Fine! Now let's discuss this solution. When you are duplicating part of a method just to replace a call in it, you can make two mistakes. Mistake 1 is failure to reproduce the context of the original call you are replacing. This was an easy case and you was familiar with it, yet you made this mistake. Now imagine this being attempted by somebody less familiar with library code AND less skilled than you, attempting the same. The error is that this overloaded method invokes MyAlignChar even if the LineEdit is read only. Another problem is that in the future the code you duplicated could change. In fact I hope that sometime it will change to configurable hotkeys. When such change happens you need to maintain, and change the duplicate version too. With lots of such duplication it becomes impossible to monitor all original locations for any possible change in the future.

luzr wrote on Mon, 10 April 2006 04:08

pray that no other code does expect original AlignChar behaviour... See, by not makeing some methods virtual, you enforce stronger contract - you guarantee single behaviour.
Expecting the default AlignChar behaviour is like expecting the default LeftDouble behaviour. Or the default behaviour of Key method for Shift-Tab as input paremeter. The point is that it is not a wise expectation. When you are calling AlignChar you mean that you want the selected text unindented. When I override this method in a subclass I am redefining what "unindent" means, not what Shift-Tab does. It is a conceptual difference - I would like my method called whenever "unindent" is needed, even if that is not when Shift-Tab is pressed. With this method as virtual I can choose from redefining "unindent" by overriding AlignChar, or changing the action triggered by Shift-Tab in writable mode by overriding Key.

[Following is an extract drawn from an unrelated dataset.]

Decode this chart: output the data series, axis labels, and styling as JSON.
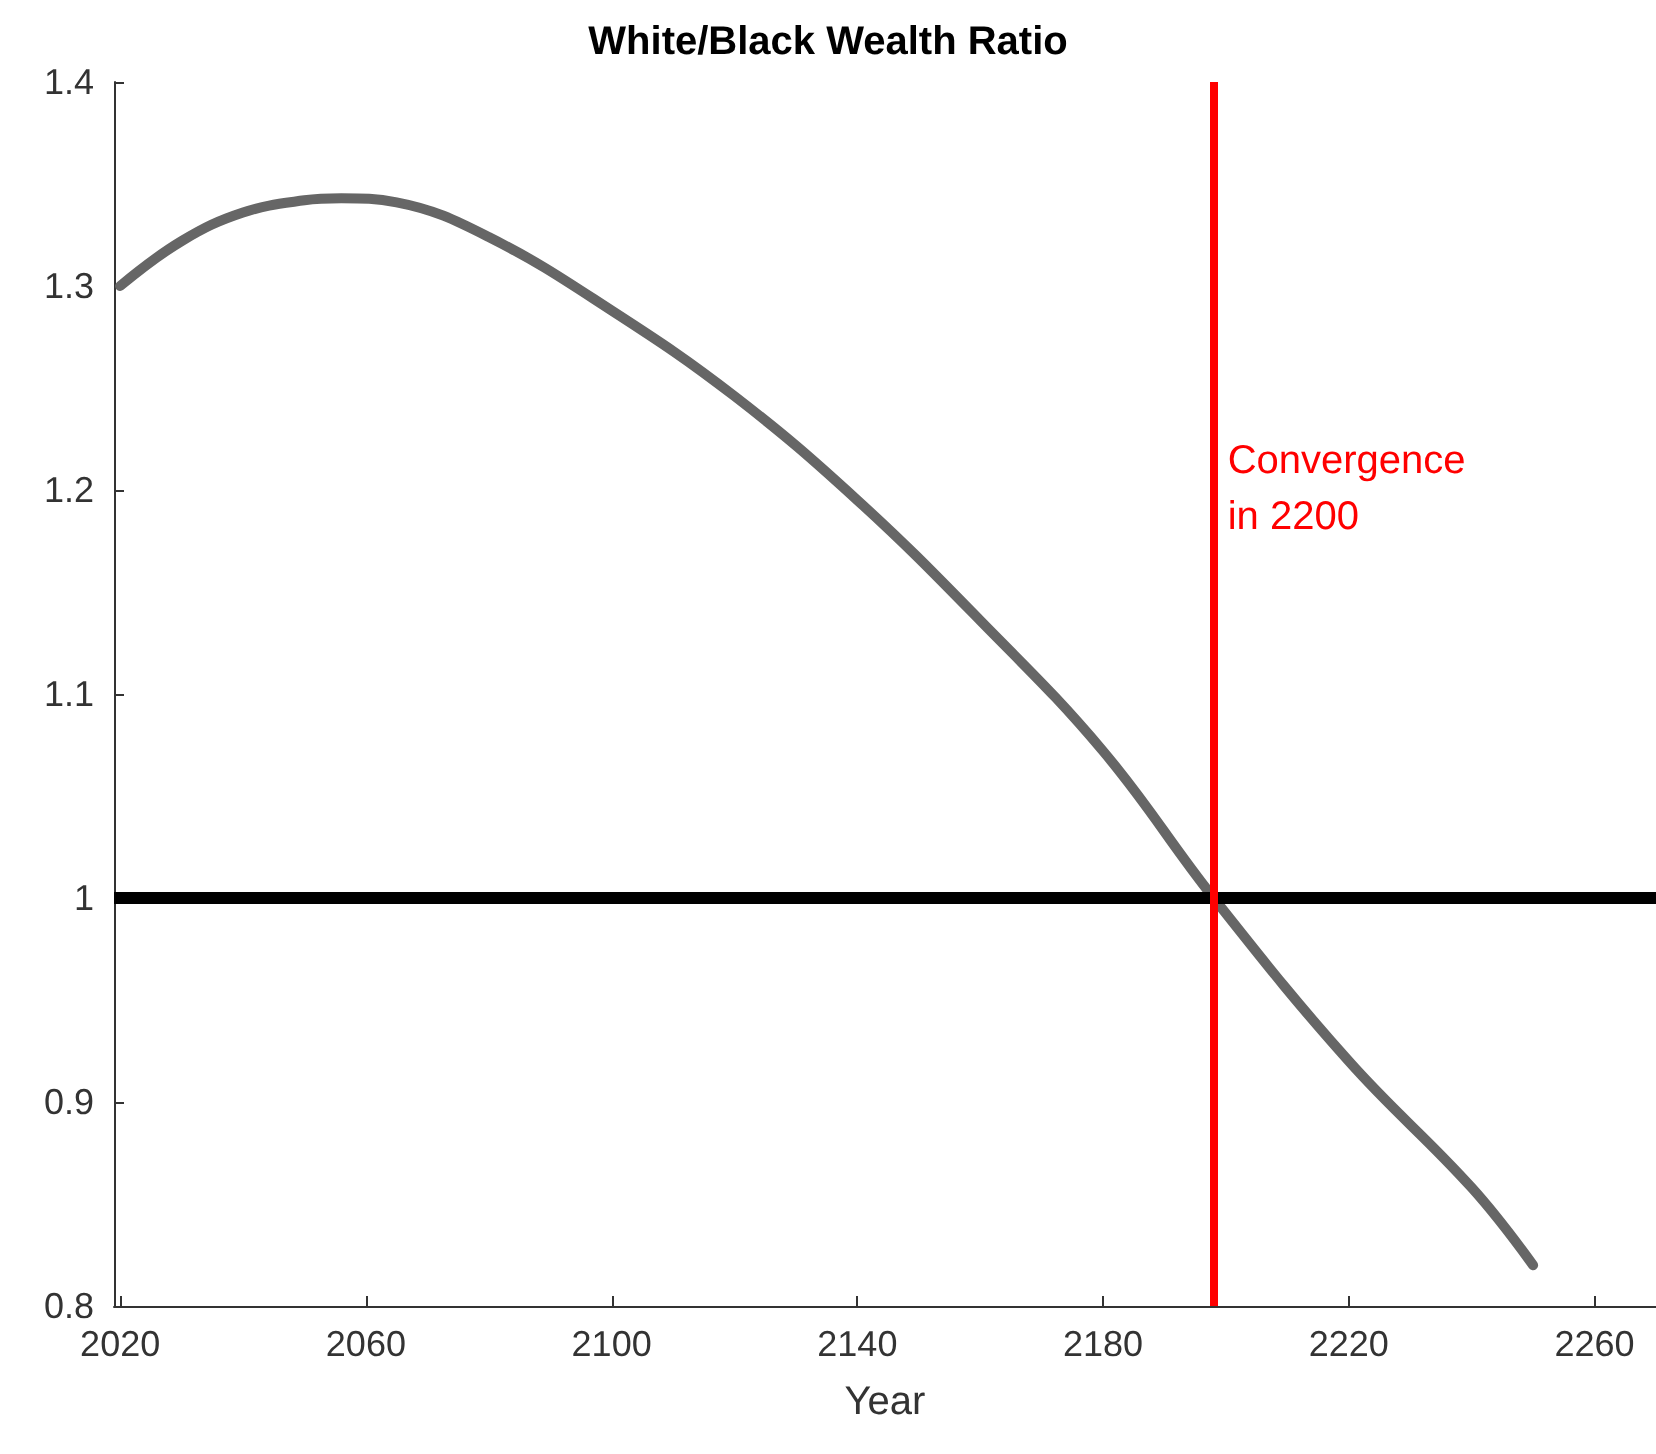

luzr wrote on Mon, 10 April 2006 04:08

adding characters at the end of console window only is too trivial to justice adding 10 virtual methods

So should every client of your library ask for each method to be virtual each time the need arises? That will be long story. And then the client need is weighted against what cost? The only cost is minimal CPU overhead. Almost any user benefit seem to justify that cost. BTW it is 6 virtual methods not 10, and they are not added just made virtual to enable more elegant subclassing.